The approach of the others is to develop criteria to explore how much Scottish Parliament spending ought to be covered by tax decisions of the Scottish Parliament (supplemented in some schemes by assigned Scottish revenues from UK-wide taxes). Their approach is to look at each tax against these criteria on a case by case basis, and then to add up the findings. Devo-Plus come out with a figure of 66% of Scottish Parliament spending covered by its own tax revenues, IPPR about 60% and the Liberal Democrats about 55%.
Given its starting position – 60% of Scottish Parliament spending should be covered by UK grant - Labour’s Commission proposes a much lower ceiling of 40% for the proportion of its spending the Scottish Parliament should cover through its own revenues. This is not much more than one third or so of Scottish Parliament spending that will be covered in any case by the tax powers devolved in the 2012 Scotland Act. The comparative modesty of Labour’s proposals on tax devolution is striking (and it extends to the possibility of variation across bands – all the others propose full control of income tax and implicitly the ability to lower, and not just raise upper band tax rates as the Commission proposes).
That Labour lags the pro-union consensus here signals its need to secure compromise between devo-enthusiasts and devo-sceptics within the party. Because of that need it appears unable to embrace further-reaching tax devolution with the same enthusiasm as other pro-union forces. That internal party compromise surely also underlies its more vigorous articulation of the common purposes of union.

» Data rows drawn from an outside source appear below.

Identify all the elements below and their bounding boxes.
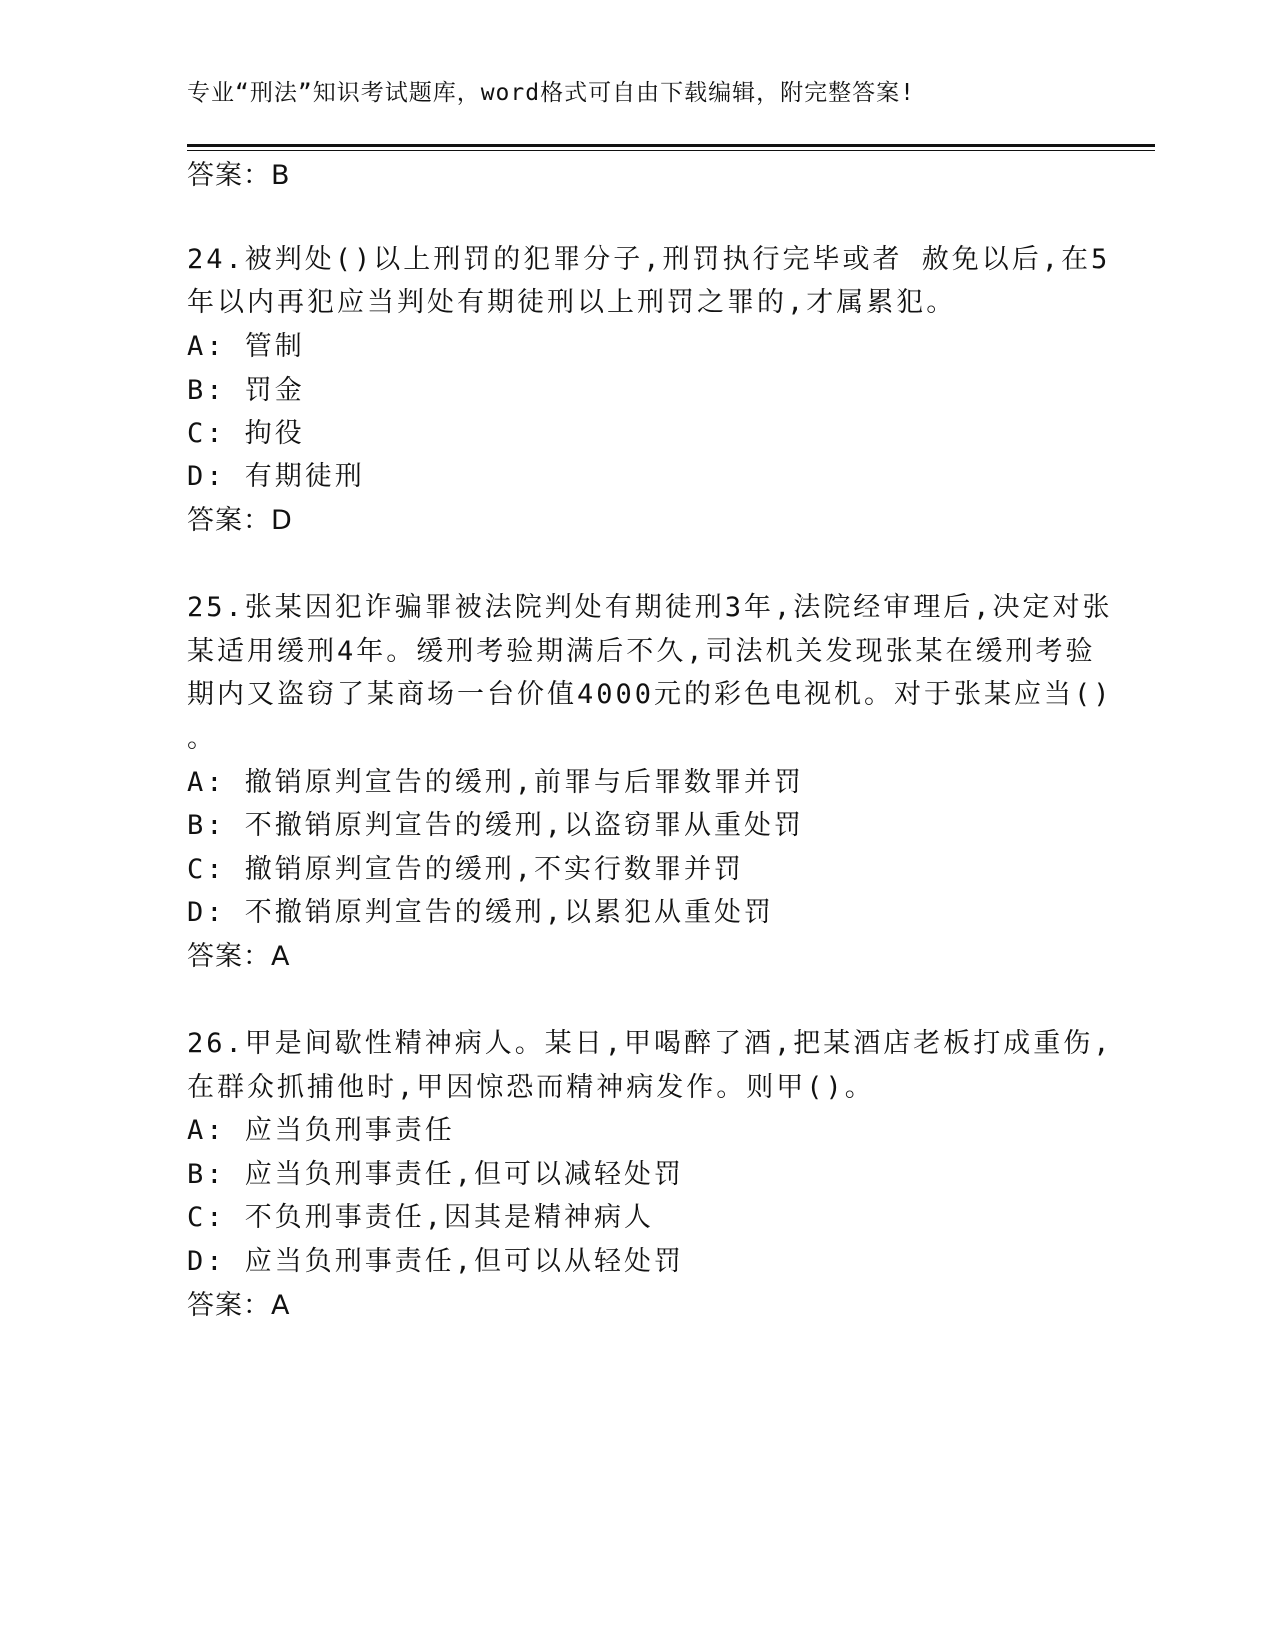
question-25-option-c: C: 撤销原判宣告的缓刑,不实行数罪并罚 (187, 854, 745, 885)
answer-23: 答案：B (187, 160, 291, 191)
question-26-option-b: B: 应当负刑事责任,但可以减轻处罚 (187, 1159, 685, 1190)
question-24-answer: 答案：D (187, 505, 293, 536)
question-26-option-a: A: 应当负刑事责任 (187, 1115, 455, 1146)
question-25-option-b: B: 不撤销原判宣告的缓刑,以盗窃罪从重处罚 (187, 810, 805, 841)
question-26-line-1: 26.甲是间歇性精神病人。某日,甲喝醉了酒,把某酒店老板打成重伤, (187, 1028, 1113, 1059)
question-24-option-a: A: 管制 (187, 331, 305, 362)
question-24-line-2: 年以内再犯应当判处有期徒刑以上刑罚之罪的,才属累犯。 (187, 287, 957, 318)
question-25-answer: 答案：A (187, 941, 291, 972)
question-26-answer: 答案：A (187, 1290, 291, 1321)
question-25-line-3: 期内又盗窃了某商场一台价值4000元的彩色电视机。对于张某应当() (187, 679, 1113, 710)
header-rule-thick (187, 144, 1155, 147)
question-24-line-1: 24.被判处()以上刑罚的犯罪分子,刑罚执行完毕或者 赦免以后,在5 (187, 244, 1111, 275)
question-25-line-1: 25.张某因犯诈骗罪被法院判处有期徒刑3年,法院经审理后,决定对张 (187, 592, 1113, 623)
question-25-option-d: D: 不撤销原判宣告的缓刑,以累犯从重处罚 (187, 897, 775, 928)
question-26-option-c: C: 不负刑事责任,因其是精神病人 (187, 1202, 655, 1233)
question-24-option-b: B: 罚金 (187, 375, 305, 406)
question-24-option-c: C: 拘役 (187, 418, 305, 449)
question-26-line-2: 在群众抓捕他时,甲因惊恐而精神病发作。则甲()。 (187, 1072, 875, 1103)
question-25-line-2: 某适用缓刑4年。缓刑考验期满后不久,司法机关发现张某在缓刑考验 (187, 636, 1096, 667)
question-26-option-d: D: 应当负刑事责任,但可以从轻处罚 (187, 1246, 685, 1277)
question-25-line-4: 。 (187, 723, 217, 754)
header-rule-thin (187, 150, 1155, 151)
question-24-option-d: D: 有期徒刑 (187, 461, 365, 492)
page-header: 专业“刑法”知识考试题库，word格式可自由下载编辑，附完整答案! (187, 80, 915, 106)
question-25-option-a: A: 撤销原判宣告的缓刑,前罪与后罪数罪并罚 (187, 767, 805, 798)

Despite the novelty of its Commission’s proposals in other areas like local government reform, Labour may well end up – and will likely be depicted as such by its opponents – as reluctant devolutionists, perhaps lagging behind even the traditionally devo-sceptic Conservatives in their embrace of further devolution. That we shall be able to assess when the final set of proposals on further devolution – those of the Conservatives’ Strathclyde Commission – are unveiled in May.